Counterpoint: How, indeed, can schools get students ‘seriously engaged’?

The June 6 commentary “Shouldn’t schools be about students learning?” finally compels me to add my two cents’ worth.

Given all that has been written and discussed regarding the proposed “Page amendment” to the Minnesota Constitution that would make quality education a civil right, I have been continuously intrigued by the same questions posed by Ted Kolderie in his commentary, especially his first: “By ‘quality education’ do you mean what the district offers, or what the students learn?”

When it came to motivating students, I believe my students might suggest that I was a fairly successful high school teacher in an inner-city high school for 13 years as a second career (based upon my placement in the high school’s hall of fame, as well as the dozens and dozens of thank-you letters I received from my students over the years). Unfortunately, on this issue of motivating students in their desire to learn (which appears to be Kolderie’s principal issue), I haven’t had the pleasure of being interviewed by the naysaying teachers union, the school boards association and the superintendents association in order to offer my perspective.
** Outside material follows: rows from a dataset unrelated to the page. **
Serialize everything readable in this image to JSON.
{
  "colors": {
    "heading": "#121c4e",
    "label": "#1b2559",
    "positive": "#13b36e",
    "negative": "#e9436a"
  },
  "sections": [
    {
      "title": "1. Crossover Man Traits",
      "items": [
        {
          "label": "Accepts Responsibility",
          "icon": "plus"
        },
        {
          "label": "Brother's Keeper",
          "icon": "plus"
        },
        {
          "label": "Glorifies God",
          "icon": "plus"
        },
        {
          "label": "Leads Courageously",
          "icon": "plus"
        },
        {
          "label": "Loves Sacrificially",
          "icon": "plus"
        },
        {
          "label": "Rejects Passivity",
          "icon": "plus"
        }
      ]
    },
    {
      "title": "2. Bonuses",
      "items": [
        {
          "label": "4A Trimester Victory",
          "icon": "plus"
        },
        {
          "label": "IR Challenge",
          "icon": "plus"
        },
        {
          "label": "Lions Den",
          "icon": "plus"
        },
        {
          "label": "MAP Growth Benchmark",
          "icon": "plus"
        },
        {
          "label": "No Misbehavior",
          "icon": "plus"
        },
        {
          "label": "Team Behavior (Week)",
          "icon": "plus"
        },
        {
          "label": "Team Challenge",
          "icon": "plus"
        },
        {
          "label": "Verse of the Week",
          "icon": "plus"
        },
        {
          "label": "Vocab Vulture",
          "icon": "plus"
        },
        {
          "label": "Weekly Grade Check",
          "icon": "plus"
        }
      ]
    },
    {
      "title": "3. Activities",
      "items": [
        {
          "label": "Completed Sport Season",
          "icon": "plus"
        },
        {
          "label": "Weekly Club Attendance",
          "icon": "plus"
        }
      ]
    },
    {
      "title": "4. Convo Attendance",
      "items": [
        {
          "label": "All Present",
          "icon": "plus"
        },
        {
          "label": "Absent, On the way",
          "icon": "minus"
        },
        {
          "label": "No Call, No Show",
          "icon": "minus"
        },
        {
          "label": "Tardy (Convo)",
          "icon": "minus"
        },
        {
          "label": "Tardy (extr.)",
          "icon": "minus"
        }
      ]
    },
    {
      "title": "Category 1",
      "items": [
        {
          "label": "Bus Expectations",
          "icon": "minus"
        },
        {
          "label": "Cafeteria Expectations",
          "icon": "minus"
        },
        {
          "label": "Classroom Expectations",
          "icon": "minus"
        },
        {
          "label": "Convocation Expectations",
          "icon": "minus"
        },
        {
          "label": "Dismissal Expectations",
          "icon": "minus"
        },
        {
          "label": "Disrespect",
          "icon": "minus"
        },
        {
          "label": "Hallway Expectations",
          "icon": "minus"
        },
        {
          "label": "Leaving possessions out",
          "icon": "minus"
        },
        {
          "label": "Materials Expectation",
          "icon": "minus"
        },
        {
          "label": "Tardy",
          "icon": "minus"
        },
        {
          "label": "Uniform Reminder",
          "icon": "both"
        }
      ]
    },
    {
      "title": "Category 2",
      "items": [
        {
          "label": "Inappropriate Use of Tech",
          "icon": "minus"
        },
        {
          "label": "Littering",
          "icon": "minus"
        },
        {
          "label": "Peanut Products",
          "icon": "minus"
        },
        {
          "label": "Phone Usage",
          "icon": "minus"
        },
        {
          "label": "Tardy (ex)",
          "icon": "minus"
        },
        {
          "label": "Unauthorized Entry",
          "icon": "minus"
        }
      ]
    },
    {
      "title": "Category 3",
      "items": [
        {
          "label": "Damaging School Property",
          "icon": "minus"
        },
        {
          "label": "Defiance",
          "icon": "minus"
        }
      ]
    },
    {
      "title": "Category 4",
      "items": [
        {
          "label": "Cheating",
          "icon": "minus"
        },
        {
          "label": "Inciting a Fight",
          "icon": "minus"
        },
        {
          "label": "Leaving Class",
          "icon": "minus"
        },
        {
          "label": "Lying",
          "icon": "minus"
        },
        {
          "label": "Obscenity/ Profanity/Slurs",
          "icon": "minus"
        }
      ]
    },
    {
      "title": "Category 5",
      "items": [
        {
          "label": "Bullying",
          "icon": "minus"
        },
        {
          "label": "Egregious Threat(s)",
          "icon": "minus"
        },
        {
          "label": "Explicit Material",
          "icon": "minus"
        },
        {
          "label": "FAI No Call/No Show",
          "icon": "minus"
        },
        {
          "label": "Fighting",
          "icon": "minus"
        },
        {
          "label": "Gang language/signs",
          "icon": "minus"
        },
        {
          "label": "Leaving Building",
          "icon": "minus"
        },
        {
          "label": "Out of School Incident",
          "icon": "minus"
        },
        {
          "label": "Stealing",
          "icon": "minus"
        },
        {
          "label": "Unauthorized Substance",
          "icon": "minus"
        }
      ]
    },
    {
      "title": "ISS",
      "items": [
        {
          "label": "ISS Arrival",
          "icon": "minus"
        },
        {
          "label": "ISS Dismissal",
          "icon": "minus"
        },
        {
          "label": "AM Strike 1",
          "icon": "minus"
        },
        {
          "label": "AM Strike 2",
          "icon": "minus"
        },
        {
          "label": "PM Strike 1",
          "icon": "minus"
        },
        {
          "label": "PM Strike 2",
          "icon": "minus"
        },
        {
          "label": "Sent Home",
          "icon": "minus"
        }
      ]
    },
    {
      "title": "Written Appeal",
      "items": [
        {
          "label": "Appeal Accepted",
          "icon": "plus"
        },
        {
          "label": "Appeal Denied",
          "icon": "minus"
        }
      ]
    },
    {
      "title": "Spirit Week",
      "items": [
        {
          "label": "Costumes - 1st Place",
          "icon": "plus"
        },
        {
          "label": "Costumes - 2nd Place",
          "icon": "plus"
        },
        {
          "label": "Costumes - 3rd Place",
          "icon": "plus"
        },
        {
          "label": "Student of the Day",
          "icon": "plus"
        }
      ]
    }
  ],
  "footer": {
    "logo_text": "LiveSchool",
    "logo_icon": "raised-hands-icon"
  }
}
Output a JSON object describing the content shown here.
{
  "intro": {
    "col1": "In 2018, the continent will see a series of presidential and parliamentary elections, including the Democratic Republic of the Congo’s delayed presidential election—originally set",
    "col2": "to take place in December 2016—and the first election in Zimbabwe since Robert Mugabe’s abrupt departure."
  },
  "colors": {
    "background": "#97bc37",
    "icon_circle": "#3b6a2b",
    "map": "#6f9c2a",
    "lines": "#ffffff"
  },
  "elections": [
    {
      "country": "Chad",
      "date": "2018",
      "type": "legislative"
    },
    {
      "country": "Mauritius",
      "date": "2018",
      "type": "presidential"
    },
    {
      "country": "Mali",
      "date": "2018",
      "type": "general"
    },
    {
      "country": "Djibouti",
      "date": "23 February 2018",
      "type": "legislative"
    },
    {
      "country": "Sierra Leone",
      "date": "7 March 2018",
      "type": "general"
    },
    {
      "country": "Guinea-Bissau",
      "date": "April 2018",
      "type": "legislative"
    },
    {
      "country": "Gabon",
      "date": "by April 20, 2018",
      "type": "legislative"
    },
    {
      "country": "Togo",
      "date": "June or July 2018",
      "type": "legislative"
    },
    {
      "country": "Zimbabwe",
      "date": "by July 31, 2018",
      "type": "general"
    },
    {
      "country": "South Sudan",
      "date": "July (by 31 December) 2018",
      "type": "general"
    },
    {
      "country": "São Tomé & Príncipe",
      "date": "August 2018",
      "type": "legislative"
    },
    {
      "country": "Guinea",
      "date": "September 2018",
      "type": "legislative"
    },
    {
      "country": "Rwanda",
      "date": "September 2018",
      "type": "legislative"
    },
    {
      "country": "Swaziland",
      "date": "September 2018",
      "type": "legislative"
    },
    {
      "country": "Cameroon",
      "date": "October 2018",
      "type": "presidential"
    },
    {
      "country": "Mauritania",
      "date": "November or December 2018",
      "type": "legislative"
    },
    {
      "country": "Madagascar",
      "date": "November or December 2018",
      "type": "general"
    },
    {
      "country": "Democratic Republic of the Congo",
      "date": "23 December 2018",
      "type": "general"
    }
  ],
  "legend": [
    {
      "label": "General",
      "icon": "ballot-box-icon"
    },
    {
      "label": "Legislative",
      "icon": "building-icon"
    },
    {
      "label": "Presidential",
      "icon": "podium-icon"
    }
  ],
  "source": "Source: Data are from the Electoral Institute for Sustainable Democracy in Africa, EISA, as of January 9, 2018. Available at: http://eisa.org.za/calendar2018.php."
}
Disclosure: I taught business/marketing education classes (e.g., entrepreneurship, personal finance, business law, business management, etc.) commonly referred to as electives. Some may take issue with my contentions about motivation (especially teachers who teach the core subjects of English, social studies, science and math), since the common misperception about teaching electives is that students “choose” to take those classes.

The truth of the matter was that only about one-third of my students intentionally selected these subjects. Another third were talked into taking them, usually by their counselors, who were seeking to make sure their advisees had the 14 elective credits necessary to graduate. And the final third had absolutely no clue why they were in my classes at all.

Suffice it to say, anyone can also dispute my experiences and observations solely based upon some unique teaching skill I supposedly possessed. I should also add that when I earned my Master of Education degree, I did so without shortcuts. I wanted the full menu of teacher education offerings so I would be instructed and assessed just like every other teaching student seeking licensure. Full disclosure aside, I need to comment on what motivating students meant to me and why I believe it is something every teacher and student can achieve.


Motivation principle 1

Enhancing a student’s desire to learn has a lot to do with the enthusiasm teachers bring into the classroom, combined with the applicability of the subject matter being taught. By applicability, I am suggesting that students need to be able to relate to both what is being taught and how it is being taught. Many of my students came from very different backgrounds and life experiences. As their teacher it was my responsibility to learn how best to communicate the curriculum and ignite my students’ desire to embrace it.

Granted, not every unit required to be taught by the state standards was a winner. However, it was my challenge as the teacher to create enthusiasm around each topic as best as possible. Often my students would help me when asked for their insights. The goal was to inspire each of my students to realize the potential they had to learn, especially knowing that the subject matter was new and different and often difficult.


Motivation principle 2

Students should have choices regarding how they learn and how they are assessed regarding their learning. Many of my students knew English only as a second language, with varying degrees of competency. Paper/pencil formative and summative assessments were not necessarily the most effective means by which I could discover how well I was doing with my teaching.

Students in my classes were usually given several options by which they could demonstrate the knowledge they gained from each unit taught. Deadlines were negotiated. Projects and interviews were successful assessment alternatives. Choices also included allowing students to work with friends on joint projects and encouraging them to select the means by which they experienced the subject matter being taught. Often, this made for many 12-hour days on my part, but the outcome was well worth the extra time.


Motivation principle 3

Love kids first, teach them second. I chose teaching as a second career having spent the first 25 years of my adult work life as a health care administrator and business manager. I knew my subject matter quite well based on my experiences, which made for great stories when I was teaching content to my students.

More important, I loved my kids first. Seeing them every day made me happy. Despite teaching high school, I never forgot that these young people were still children and needed the kind of relationship with their teacher that engendered trust, confidence and caring.

Yes, individual students will have bad days — but, then again, so do adults. So many of my students dealt with hardship and stressors that I could only imagine. But empathy and compassion never go out of style when dealing with young people as well as adults. I wanted my students to know that I truly cared about each one of them apart from our business in the classroom. So many of my former students still keep in touch with me thanks to Facebook, sharing stories of marriages, births and even family losses. I still cherish these contacts.


I don’t know much about whether a constitutional amendment is the right path to take to help students learn better. Nor do I know if teacher education programs are providing insights into the motivation principles I have mentioned. Much of what I practiced was emphasized in a book I read on my own, “Quantum Teaching.”

All I know is that these principles served me and my students well and helped me sustain a positive learning environment for hundreds of young people who energized my professional life every semester. This is the message I would share if the amendment’s promoters — former Minnesota Supreme Court Justice Alan Page and Federal Reserve Bank of Minneapolis President Neel Kashkari — and the state teaching leadership ever asked me.

Howard Wyn Schwartz, of Golden Valley, is a retired teacher.